Ketagalan or Ketangalan (凱達格蘭族 (凯达格兰族, Kǎidágélán Zú)) are a Taiwanese aboriginal people originating in what is now the Taipei Basin. Their language has now become extinct.

On 21 March 1996, the road in front of the Presidential Office Building was renamed from "Long Live Chiang Kai-shek" Road (介壽路) to Ketagalan Boulevard (凱達格蘭大道) by then-mayor of Taipei City, Chen Shui-bian, to commemorate the people. Traffic signs banning motorcycles and bicycles from that road were abolished at the same time.
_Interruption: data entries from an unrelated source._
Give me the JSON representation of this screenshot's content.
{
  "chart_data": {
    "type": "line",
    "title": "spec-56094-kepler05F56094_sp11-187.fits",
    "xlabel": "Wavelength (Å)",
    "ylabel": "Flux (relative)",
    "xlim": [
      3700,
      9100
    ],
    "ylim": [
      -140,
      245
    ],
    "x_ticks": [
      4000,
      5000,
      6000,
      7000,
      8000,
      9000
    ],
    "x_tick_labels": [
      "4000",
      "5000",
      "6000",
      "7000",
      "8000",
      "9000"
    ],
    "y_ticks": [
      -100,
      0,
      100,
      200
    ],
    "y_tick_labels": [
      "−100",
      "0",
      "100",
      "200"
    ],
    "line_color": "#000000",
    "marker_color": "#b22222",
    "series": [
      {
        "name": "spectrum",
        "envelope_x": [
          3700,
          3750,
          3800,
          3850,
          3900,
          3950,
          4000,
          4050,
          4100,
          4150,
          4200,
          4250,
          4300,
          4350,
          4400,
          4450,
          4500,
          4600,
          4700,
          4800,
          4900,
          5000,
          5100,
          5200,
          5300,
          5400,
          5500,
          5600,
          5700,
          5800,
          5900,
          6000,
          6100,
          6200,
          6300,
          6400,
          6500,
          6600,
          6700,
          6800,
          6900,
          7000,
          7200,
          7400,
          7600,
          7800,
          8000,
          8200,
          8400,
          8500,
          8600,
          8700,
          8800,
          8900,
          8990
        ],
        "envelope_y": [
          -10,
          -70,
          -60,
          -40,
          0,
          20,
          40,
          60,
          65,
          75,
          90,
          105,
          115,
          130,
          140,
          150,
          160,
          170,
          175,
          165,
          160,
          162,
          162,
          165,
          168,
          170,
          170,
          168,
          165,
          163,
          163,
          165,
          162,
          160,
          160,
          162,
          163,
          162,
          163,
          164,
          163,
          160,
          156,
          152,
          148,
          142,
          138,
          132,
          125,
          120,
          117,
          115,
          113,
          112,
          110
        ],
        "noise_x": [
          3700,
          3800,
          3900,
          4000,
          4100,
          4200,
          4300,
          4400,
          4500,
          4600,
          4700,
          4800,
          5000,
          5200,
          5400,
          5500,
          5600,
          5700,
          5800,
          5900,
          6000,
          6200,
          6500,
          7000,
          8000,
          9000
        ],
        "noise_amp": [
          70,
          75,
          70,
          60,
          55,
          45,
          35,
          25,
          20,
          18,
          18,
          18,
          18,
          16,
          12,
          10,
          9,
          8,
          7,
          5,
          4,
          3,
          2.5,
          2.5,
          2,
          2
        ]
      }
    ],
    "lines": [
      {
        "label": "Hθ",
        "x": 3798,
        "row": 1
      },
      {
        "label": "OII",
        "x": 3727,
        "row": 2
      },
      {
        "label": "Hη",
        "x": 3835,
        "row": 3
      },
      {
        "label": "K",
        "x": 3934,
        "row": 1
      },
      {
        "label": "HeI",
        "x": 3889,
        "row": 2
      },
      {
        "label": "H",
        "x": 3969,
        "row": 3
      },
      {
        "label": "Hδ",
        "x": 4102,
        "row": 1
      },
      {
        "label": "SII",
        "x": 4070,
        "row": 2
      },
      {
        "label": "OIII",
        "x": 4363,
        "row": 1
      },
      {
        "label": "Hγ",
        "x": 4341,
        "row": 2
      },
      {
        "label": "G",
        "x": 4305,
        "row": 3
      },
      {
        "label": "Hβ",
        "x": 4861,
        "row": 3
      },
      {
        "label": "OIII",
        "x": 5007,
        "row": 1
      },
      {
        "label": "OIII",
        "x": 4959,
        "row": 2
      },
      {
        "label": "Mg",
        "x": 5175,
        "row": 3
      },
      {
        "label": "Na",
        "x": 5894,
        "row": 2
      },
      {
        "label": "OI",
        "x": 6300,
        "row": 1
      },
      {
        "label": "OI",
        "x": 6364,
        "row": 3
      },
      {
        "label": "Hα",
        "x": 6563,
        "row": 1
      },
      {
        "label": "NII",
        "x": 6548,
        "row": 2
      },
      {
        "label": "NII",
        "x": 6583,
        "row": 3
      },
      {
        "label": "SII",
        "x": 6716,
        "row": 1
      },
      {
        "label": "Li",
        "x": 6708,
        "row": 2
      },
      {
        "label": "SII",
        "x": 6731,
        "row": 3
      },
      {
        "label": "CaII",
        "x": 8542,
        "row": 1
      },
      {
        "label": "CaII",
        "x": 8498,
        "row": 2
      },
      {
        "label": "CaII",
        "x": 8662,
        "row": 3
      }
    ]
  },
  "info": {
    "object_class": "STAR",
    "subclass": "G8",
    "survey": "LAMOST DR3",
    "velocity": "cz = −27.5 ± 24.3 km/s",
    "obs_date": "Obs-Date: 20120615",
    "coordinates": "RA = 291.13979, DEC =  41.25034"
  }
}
Beitou District in Taipei City houses the Ketagalan Culture Center, a cultural center about the Ketagalan people.

==Folklore==
Legend has it that the Ketagalan forebears originally lived on another island, Sanasay. One day, a monster appeared on the island. Every night it would appear in the village, terrorizing the villagers. Accordingly, the villagers laid traps for the monster all around their homes and fields. The wounded monster was forced back into the mountains and the village was peaceful again for a while, but soon afterward it reappeared. Pushed to insanity by hunger, the monster went into one of the village homes and killed a child. The villagers lived in fear of being eaten and did not dare to sleep. The villagers fiercely debated but nobody could think of a way to deal with the monster.

With no other choice, it was decided that they must pack up and leave the island. Following an arduous sea voyage, they sighted land. The island they landed on was Taiwan, near the Shuang River in the north. Many years later, the community was growing so one day the villagers agreed to draw straws. Those who drew long straws were permitted to remain living on the fertile plain while those drawing the short straws would have to move into the mountains. Thereafter, the villagers were separated into plain-dwelling and mountain-dwelling peoples.

==See also==
'Ketagalen' is a generic term for all the peoples of the northern plains of Taiwan. It encompasses the Basay and other Taiwanese indigenous peoples.